Fans of professional sports will be familiar with so-called 4D visualizations, which offer multiple vantages of a single scene. A receiver catches a pass, but was he inbounds? The live producer and announcers will run a replay, shifting the POV so viewers have the sensation of zooming around to the front of the action to have a look.
There’s a whole lot of technology behind that seemingly simple maneuver, including a careful orchestration of fixed-point cameras that are positioned to enable near real-time video stitching.
What if video from smartphone cameras aimed at a scene could be employed the same way?
That’s the question that driving researchers at Carnegie Mellon University’s Robotics Institute, who have now developed a way to combine iPhone videos that allow viewers to watch an event from various angles.
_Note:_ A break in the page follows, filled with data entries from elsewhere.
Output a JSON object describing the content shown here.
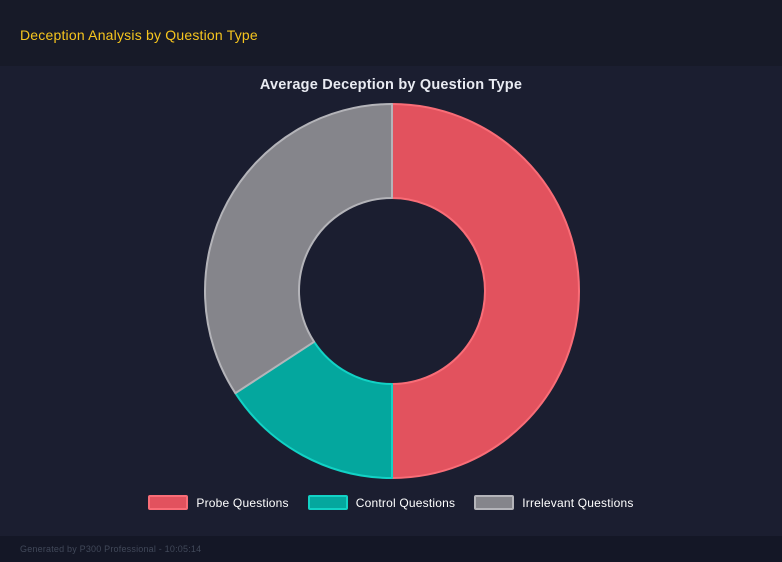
{
  "page": {
    "title": "Deception Analysis by Question Type",
    "title_color": "#F6C51E",
    "background": "#171A28",
    "panel_background": "#1B1E30"
  },
  "chart_data": {
    "type": "pie",
    "variant": "doughnut",
    "title": "Average Deception by Question Type",
    "labels": [
      "Probe Questions",
      "Control Questions",
      "Irrelevant Questions"
    ],
    "values_percent": [
      50.0,
      15.8,
      34.2
    ],
    "colors": [
      "#E2525E",
      "#04A79E",
      "#85858B"
    ],
    "border_colors": [
      "#F96D77",
      "#12D2C5",
      "#B4B4B9"
    ],
    "start_angle_deg": 0,
    "direction": "clockwise",
    "cutout_percent": 50,
    "legend_position": "bottom",
    "grid": false
  },
  "footer": {
    "text": "Generated by P300 Professional - 10:05:14"
  }
}
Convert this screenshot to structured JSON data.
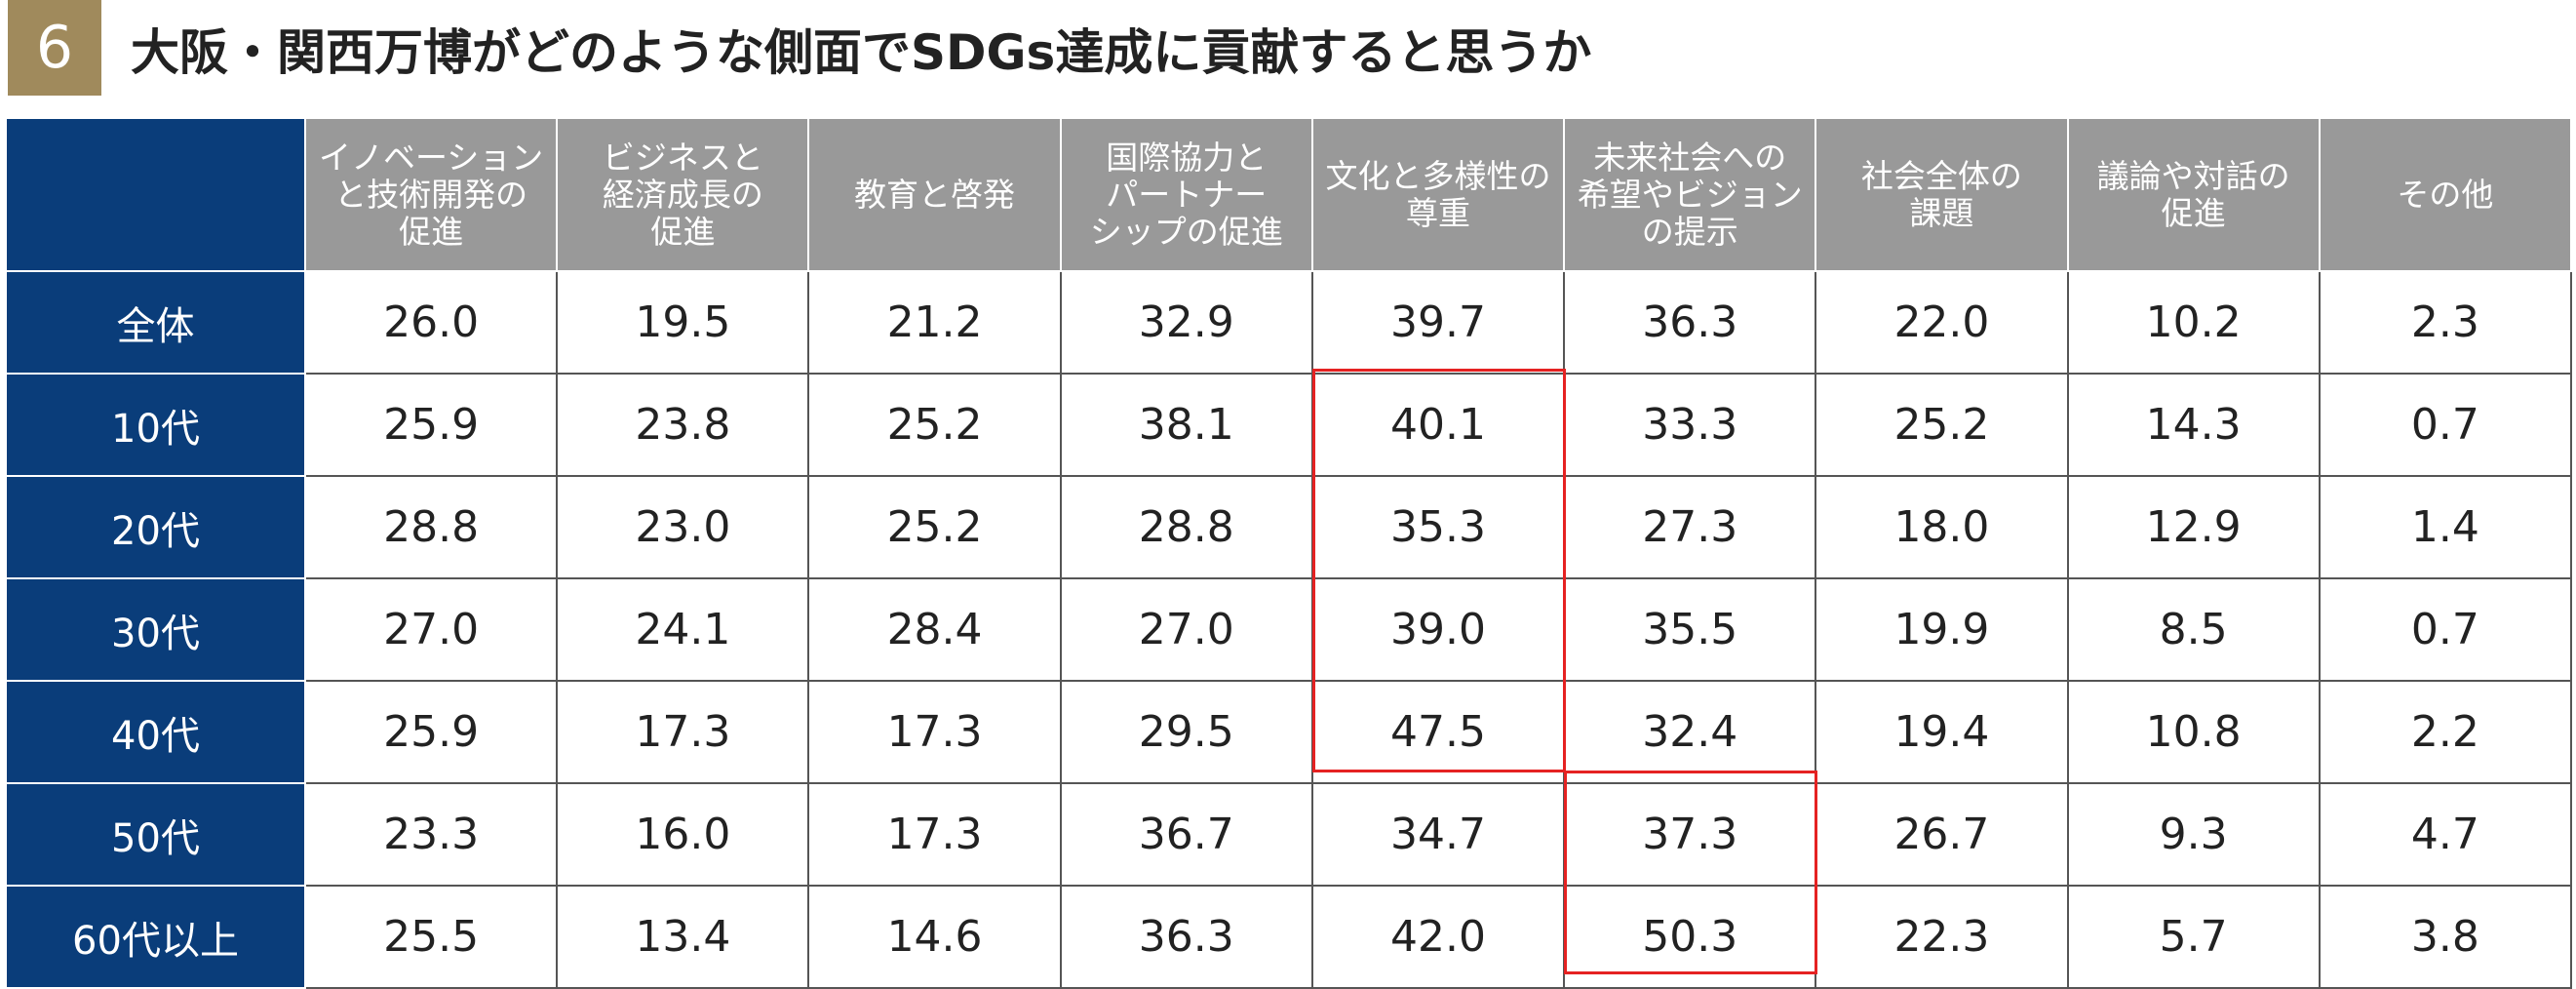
{
  "header": {
    "badge": "6",
    "title": "大阪・関西万博がどのような側面でSDGs達成に貢献すると思うか"
  },
  "table": {
    "columns": [
      "イノベーション\nと技術開発の\n促進",
      "ビジネスと\n経済成長の\n促進",
      "教育と啓発",
      "国際協力と\nパートナー\nシップの促進",
      "文化と多様性の\n尊重",
      "未来社会への\n希望やビジョン\nの提示",
      "社会全体の\n課題",
      "議論や対話の\n促進",
      "その他"
    ],
    "rows": [
      {
        "label": "全体",
        "values": [
          "26.0",
          "19.5",
          "21.2",
          "32.9",
          "39.7",
          "36.3",
          "22.0",
          "10.2",
          "2.3"
        ]
      },
      {
        "label": "10代",
        "values": [
          "25.9",
          "23.8",
          "25.2",
          "38.1",
          "40.1",
          "33.3",
          "25.2",
          "14.3",
          "0.7"
        ]
      },
      {
        "label": "20代",
        "values": [
          "28.8",
          "23.0",
          "25.2",
          "28.8",
          "35.3",
          "27.3",
          "18.0",
          "12.9",
          "1.4"
        ]
      },
      {
        "label": "30代",
        "values": [
          "27.0",
          "24.1",
          "28.4",
          "27.0",
          "39.0",
          "35.5",
          "19.9",
          "8.5",
          "0.7"
        ]
      },
      {
        "label": "40代",
        "values": [
          "25.9",
          "17.3",
          "17.3",
          "29.5",
          "47.5",
          "32.4",
          "19.4",
          "10.8",
          "2.2"
        ]
      },
      {
        "label": "50代",
        "values": [
          "23.3",
          "16.0",
          "17.3",
          "36.7",
          "34.7",
          "37.3",
          "26.7",
          "9.3",
          "4.7"
        ]
      },
      {
        "label": "60代以上",
        "values": [
          "25.5",
          "13.4",
          "14.6",
          "36.3",
          "42.0",
          "50.3",
          "22.3",
          "5.7",
          "3.8"
        ]
      }
    ]
  }
}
The virtualization technology has clear applications in mixed reality, including editing out objects that obscure line of sight or adding or deleting people from a scene.
“We are only limited by the number of cameras,” explains Aayush Bansal, a Ph.D. student in CMU’s Robotics Institute. The CMU technique has been demonstrated with as many as 15 camera feeds at a time.
The demonstration points to a democratization of virtualized reality, which currently is the purview of expensive studios and live events that employ dozens of cameras coordinated to capture every angle. But just like the venerable disposal camera made everyone a wedding photographer, smartphones may soon be employed to crowdsourced so-called 4D visualizations of gatherings. Given that pulling out your phone and taking video at events like weddings and parties is commonplace already, the technology has the benefit of piggybacking off of conditioned behavior.
“The point of using iPhones was to show that anyone can use this system,” Bansal said. “The world is our studio.”
The challenge for the CMU researchers was to use unpredictably aimed videos to stitch together 3D scenes, which has never been done. The team used what are called convolutional neural nets, which use deep learning and robust visual data analysis. The convolutional neural nets identify common visual data across multiple feeds and works backwards to stitch the video together.
The National Science Foundation, Office of Naval Research, and Qualcomm supported the research, which was conducted by Bansal and faculty members of the CMU Robotics Institute and was recently presented at the Computer Vision and Pattern Recognition conference last month.
Fittingly, that conference was held virtually.